我们也可以通过手动构造的方式换成XLNet模型:


GPT-2、OpenAi-GPT、CTRL、XLNet、Transfo-XL和Reformer等模型都可以用于生成文本。根据XLNet-gen,XLNet通常需要padding一下才会达到比较好的效果,而GPT-2则不需要。关于文本生成更多细节,感兴趣的读者可以参考这篇博客

命名实体识别

这里把命名实体识别当成一个序列标注任务,对于CoNLL-2003任务,共有人名(Person)、地名(Location)、机构名(Organization)和其它(Miscellaneous)四类,使用B/I标签共有8个,加上其它标签共有9个:

  • O 当前Token不输于任何命名实体
  • B-MIS 其它类别命名实体的开始
  • I-MIS
  • B-PER
  • I-PER
  • B-LOC
  • I-LOC
  • B-ORG
  • I-ORG

下面是pipeline的用法:

from transformers import pipeline
nlp = pipeline("ner")
sequence = "Hugging Face Inc. is a company based in New York City. Its headquarters are in DUMBO, therefore very"
           "close to the Manhattan Bridge which is visible from the window."

执行结果为:

>>> print(nlp(sequence))
[
    {'word': 'Hu', 'score': 0.9995632767677307, 'entity': 'I-ORG'},
    {'word': '##gging', 'score': 0.9915938973426819, 'entity': 'I-ORG'},
    {'word': 'Face', 'score': 0.9982671737670898, 'entity': 'I-ORG'},
    {'word': 'Inc', 'score': 0.9994403719902039, 'entity': 'I-ORG'},
    {'word': 'New', 'score': 0.9994346499443054, 'entity': 'I-LOC'},
    {'word': 'York', 'score': 0.9993270635604858, 'entity': 'I-LOC'},
    {'word': 'City', 'score': 0.9993864893913269, 'entity': 'I-LOC'},
    {'word': 'D', 'score': 0.9825621843338013, 'entity': 'I-LOC'},
    {'word': '##UM', 'score': 0.936983048915863, 'entity': 'I-LOC'},
    {'word': '##BO', 'score': 0.8987102508544922, 'entity': 'I-LOC'},
    {'word': 'Manhattan', 'score': 0.9758241176605225, 'entity': 'I-LOC'},
    {'word': 'Bridge', 'score': 0.990249514579773, 'entity': 'I-LOC'}
]

摘要

pipeline的代码为:

from transformers import pipeline
summarizer = pipeline("summarization")
ARTICLE = """ New York (CNN)When Liana Barrientos was 23 years old, she got married in Westchester County, New York.
A year later, she got married again in Westchester County, but to a different man and without divorcing her first husband.
Only 18 days after that marriage, she got hitched yet again.
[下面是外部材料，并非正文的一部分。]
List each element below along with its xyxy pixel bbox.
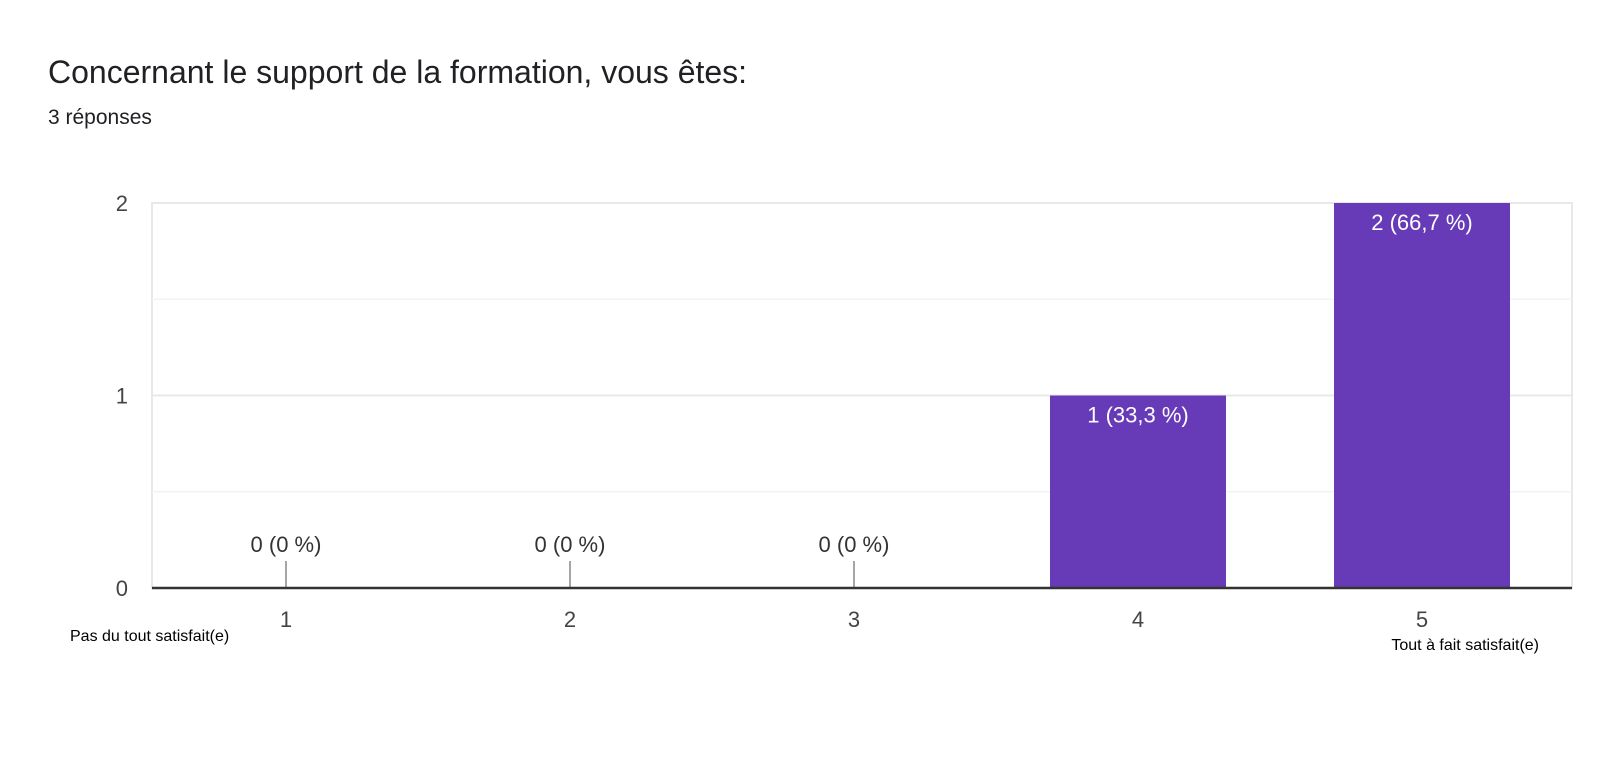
x-tick-label: 3 (848, 607, 860, 632)
response-count: 3 réponses (48, 106, 152, 129)
data-label: 2 (66,7 %) (1371, 210, 1473, 235)
page-title: Concernant le support de la formation, v… (48, 54, 748, 90)
scale-low-label: Pas du tout satisfait(e) (70, 628, 229, 645)
x-tick-label: 2 (564, 607, 576, 632)
x-tick-label: 1 (280, 607, 292, 632)
x-tick-label: 5 (1416, 607, 1428, 632)
y-tick-label: 1 (116, 384, 128, 409)
bar (1334, 203, 1510, 588)
data-label: 0 (0 %) (535, 532, 606, 557)
bar (1050, 395, 1226, 588)
data-label: 0 (0 %) (819, 532, 890, 557)
data-label: 1 (33,3 %) (1087, 403, 1189, 428)
y-tick-label: 2 (116, 191, 128, 216)
x-tick-label: 4 (1132, 607, 1144, 632)
y-tick-label: 0 (116, 576, 128, 601)
data-label: 0 (0 %) (251, 532, 322, 557)
scale-high-label: Tout à fait satisfait(e) (1391, 637, 1539, 654)
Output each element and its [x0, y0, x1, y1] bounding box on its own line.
Then, Barrientos declared "I do" five more times, sometimes only within two weeks of each other.
In 2010, she married once more, this time in the Bronx. In an application for a marriage license, she stated it was her "first and only" marriage.
Barrientos, now 39, is facing two criminal counts of "offering a false instrument for filing in the first degree," referring to her false statements on the
2010 marriage license application, according to court documents.
Prosecutors said the marriages were part of an immigration scam.
On Friday, she pleaded not guilty at State Supreme Court in the Bronx, according to her attorney, Christopher Wright, who declined to comment further.
After leaving court, Barrientos was arrested and charged with theft of service and criminal trespass for allegedly sneaking into the New York subway through an emergency exit, said Detective
Annette Markowski, a police spokeswoman. In total, Barrientos has been married 10 times, with nine of her marriages occurring between 1999 and 2002.
All occurred either in Westchester County, Long Island, New Jersey or the Bronx. She is believed to still be married to four men, and at one time, she was married to eight men at once, prosecutors say.
Prosecutors said the immigration scam involved some of her husbands, who filed for permanent residence status shortly after the marriages.
Any divorces happened only after such filings were approved. It was unclear whether any of the men will be prosecuted.
The case was referred to the Bronx District Attorney\'s Office by Immigration and Customs Enforcement and the Department of Homeland Security\'s
Investigation Division. Seven of the men are from so-called "red-flagged" countries, including Egypt, Turkey, Georgia, Pakistan and Mali.
Her eighth husband, Rashid Rajput, was deported in 2006 to his native Pakistan after an investigation by the Joint Terrorism Task Force.
If convicted, Barrientos faces up to four years in prison.  Her next court appearance is scheduled for May 18.
"""

>>> print(summarizer(ARTICLE, max_length=130, min_length=30, do_sample=False))
[{'summary_text': 'Liana Barrientos, 39, is charged with two counts of "offering a false instrument for filing in the first degree" In total, she has been married 10 times, with nine of her marriages occurring between 1999 and 2002. She is believed to still be married to four men.'}]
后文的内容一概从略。